Friday, November 18, 2011

Massachusetts Adds Transgender Protection to Antidiscrimination Laws

In my home state of Massachusetts, the legislature recently added a prohibition against discrimination on the basis of gender identity to anti-discrimination laws that cover education. Gender identity is defined int he law to mean "a person's gender-related identity, appearance, or behavior, whether or not that gender-related identity, appearance or behavior is different from that traditionally associated with the person's physiology or assigned sex at birth."

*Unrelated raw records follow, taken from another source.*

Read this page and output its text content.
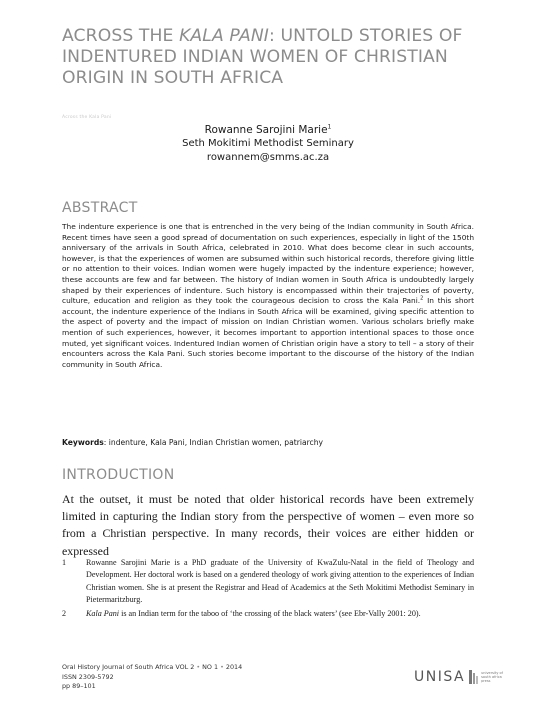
ACROSS THE KALA PANI: UNTOLD STORIES OF
INDENTURED INDIAN WOMEN OF CHRISTIAN
ORIGIN IN SOUTH AFRICA
Across the Kala Pani
Rowanne Sarojini Marie$^1$
Seth Mokitimi Methodist Seminary
rowannem@smms.ac.za
ABSTRACT

The indenture experience is one that is entrenched in the very being of the Indian community in South Africa. Recent times have seen a good spread of documentation on such experiences, especially in light of the 150th anniversary of the arrivals in South Africa, celebrated in 2010. What does become clear in such accounts, however, is that the experiences of women are subsumed within such historical records, therefore giving little or no attention to their voices. Indian women were hugely impacted by the indenture experience; however, these accounts are few and far between. The history of Indian women in South Africa is undoubtedly largely shaped by their experiences of indenture. Such history is encompassed within their trajectories of poverty, culture, education and religion as they took the courageous decision to cross the Kala Pani.$^2$ In this short account, the indenture experience of the Indians in South Africa will be examined, giving specific attention to the aspect of poverty and the impact of mission on Indian Christian women. Various scholars briefly make mention of such experiences, however, it becomes important to apportion intentional spaces to those once muted, yet significant voices. Indentured Indian women of Christian origin have a story to tell – a story of their encounters across the Kala Pani. Such stories become important to the discourse of the history of the Indian community in South Africa.

Keywords: indenture, Kala Pani, Indian Christian women, patriarchy

INTRODUCTION

At the outset, it must be noted that older historical records have been extremely limited in capturing the Indian story from the perspective of women – even more so from a Christian perspective. In many records, their voices are either hidden or expressed

1 Rowanne Sarojini Marie is a PhD graduate of the University of KwaZulu-Natal in the field of Theology and Development. Her doctoral work is based on a gendered theology of work giving attention to the experiences of Indian Christian women. She is at present the Registrar and Head of Academics at the Seth Mokitimi Methodist Seminary in Pietermaritzburg.

2 Kala Pani is an Indian term for the taboo of ‘the crossing of the black waters’ (see Ebr-Vally 2001: 20).

Oral History Journal of South Africa VOL 2 • NO 1 • 2014
ISSN 2309-5792
pp 89–101
UNISA	university of south africa press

According to the Massachusetts Transgender Political Coalition, which advocated for the law along with GLAD and others, the new law "would make clear that it is illegal for public schools to discriminate on the basis of a student's gender identity, and it would strengthen the school's ability to protect students from violence." This is an important clarification because even though transgender students face an elevated risk of bullying and harassment, federal law does not enumerate protection for gender identity, and not all courts interpret gender-identity discrimination as a subset of sex discrimination that is already prohibited by federal Title IX and others state anti-discrimination laws.

Other states that already have anti-discrimination or anti-bullying laws that protect transgender students are: Connecticut, California, Colorado, Illinois, Iowa, Maine, Maryland, Minnesota, New Jersey, North Carolina, Oregon, Vermont, Washington, and Washington D.C.